Terça-feira na volta do supermercado ele quase falou.
- Sabe Zora é que eu queria...
- Queria o que meu irmão? Fala.
Irmão? Irmão? Aquilo atingiu Gerlene em cheio.
- Queria... – Gerlene balbuciava – Queria levar as compras lá dentro pra aproveitar e ir no banheiro.
Desta vez foi a cabeça que ele precisou esfriar na pia. Tinha de falar. Voltou pra sala.
- Zora, companheira velha, eu quero que você saiba. – Gerlene não encontrava o jeito – Bom é que eu, eu gosto muito de você Zora. E que... bom, se você precisar...
- Eu sei, eu sei, eu sei companheiro. Sei que conto com você e também te gosto muito meu amigo. – Gostava? A cabeça de Gerlene deu uma volta e meia, Zora segurou-lhe a braço e continuou. – Você sabe que eu te gosto de você tanto quanto gostava o Carlão.
- É, sei. – Disse ele. E saiu.
Companheira? Que merda. Isso é lá jeito de chamar Zora? Ridículo. Claro que tinha que acabar era ela se lembrando do Carlão. Companheira o cacete.

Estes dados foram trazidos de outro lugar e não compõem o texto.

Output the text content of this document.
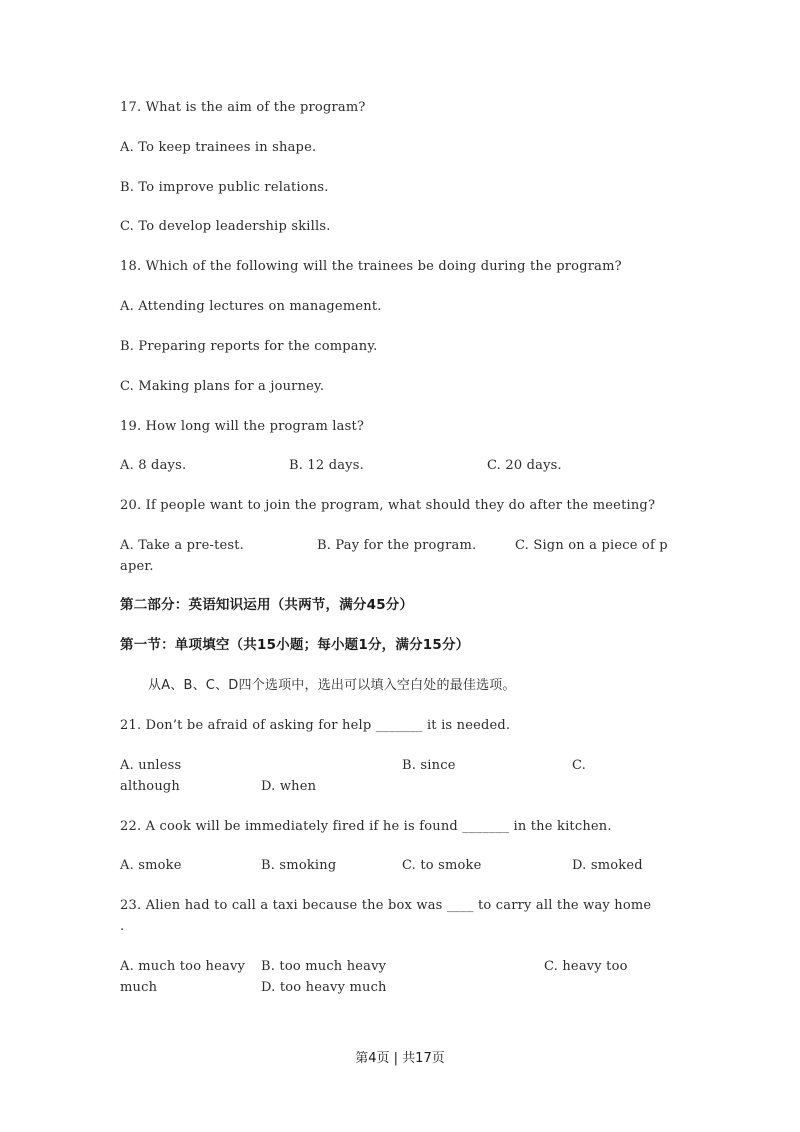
17. What is the aim of the program?
A. To keep trainees in shape.
B. To improve public relations.
C. To develop leadership skills.
18. Which of the following will the trainees be doing during the program?
A. Attending lectures on management.
B. Preparing reports for the company.
C. Making plans for a journey.
19. How long will the program last?
A. 8 days.	B. 12 days.	C. 20 days.
20. If people want to join the program, what should they do after the meeting?
A. Take a pre-test.	B. Pay for the program.	C. Sign on a piece of p
aper.
第二部分：英语知识运用（共两节，满分45分）
第一节：单项填空（共15小题；每小题1分，满分15分）
从A、B、C、D四个选项中，选出可以填入空白处的最佳选项。
21. Don’t be afraid of asking for help _______ it is needed.
A. unless	B. since	C.
although	D. when
22. A cook will be immediately fired if he is found _______ in the kitchen.
A. smoke	B. smoking	C. to smoke	D. smoked
23. Alien had to call a taxi because the box was ____ to carry all the way home
.
A. much too heavy B. too much heavy	C. heavy too
much	D. too heavy much
第4页 | 共17页
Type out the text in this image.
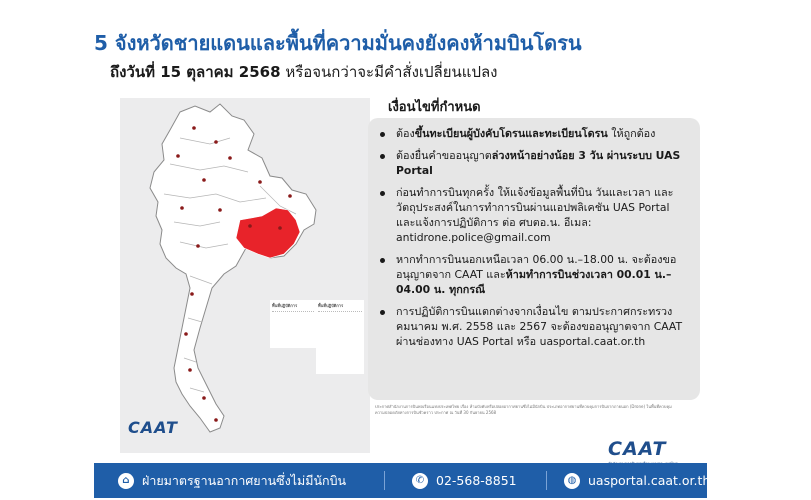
5 จังหวัดชายแดนและพื้นที่ความมั่นคงยังคงห้ามบินโดรน
ถึงวันที่ 15 ตุลาคม 2568 หรือจนกว่าจะมีคำสั่งเปลี่ยนแปลง
พื้นที่ปฏิบัติการ	พื้นที่ปฏิบัติการ
CAAT
เงื่อนไขที่กำหนด
ต้องขึ้นทะเบียนผู้บังคับโดรนและทะเบียนโดรน ให้ถูกต้อง
ต้องยื่นคำขออนุญาตล่วงหน้าอย่างน้อย 3 วัน ผ่านระบบ UAS Portal
ก่อนทำการบินทุกครั้ง ให้แจ้งข้อมูลพื้นที่บิน วันและเวลา และวัตถุประสงค์ในการทำการบินผ่านแอปพลิเคชัน UAS Portal และแจ้งการปฏิบัติการ ต่อ ศบตอ.น. อีเมล: antidrone.police@gmail.com
หากทำการบินนอกเหนือเวลา 06.00 น.–18.00 น. จะต้องขออนุญาตจาก CAAT และห้ามทำการบินช่วงเวลา 00.01 น.– 04.00 น. ทุกกรณี
การปฏิบัติการบินแตกต่างจากเงื่อนไข ตามประกาศกระทรวงคมนาคม พ.ศ. 2558 และ 2567 จะต้องขออนุญาตจาก CAAT ผ่านช่องทาง UAS Portal หรือ uasportal.caat.or.th
ประกาศสำนักงานการบินพลเรือนแห่งประเทศไทย เรื่อง ห้ามบังคับหรือปล่อยอากาศยานซึ่งไม่มีนักบิน ประเภทอากาศยานที่ควบคุมการบินจากภายนอก (Drone) ในพื้นที่ควบคุมความปลอดภัยทางการบินชั่วคราว ประกาศ ณ วันที่ 30 กันยายน 2568
CAAT
⌂ ฝ่ายมาตรฐานอากาศยานซึ่งไม่มีนักบิน	✆ 02-568-8851	◍ uasportal.caat.or.th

No carro, Gerlene desgrudou o retrato do amigo do painel. O sorriso de Carlão na foto amarelada, parecia irônico.
- Fala pra mim meu amigo, fala. Fala como é que eu faço. Você conhece ela, melhor que eu, o que é que eu digo? Droga, eu não posso chegar e falar Zora meu amor, eu sempre te amei. Vou chegar de cara limpa e falar: Comadre, se algum dia você pensar em voltar a fazer ousadia, por favor, me dê à preferência por consideração? Ta doido? Me ajuda meu irmão? – Gerlene perguntava, mas da foto, Carlão não respondia como não respondera também todas as outras vezes anteriores.
Não tinha jeito, os meses se passavam e Gerlene já havia pensado em todas as alternativas: Flores, sorvete na Ribeira, praia, uma carta talvez. Nada, nada lhe daria a segurança de que Zora não iria sofrer com a confiança traída e acabar até com a amizade deles. E ele faria tudo, qualquer coisa pra que ela não sofresse, mesmo que isso significasse levar seu segredo para o túmulo.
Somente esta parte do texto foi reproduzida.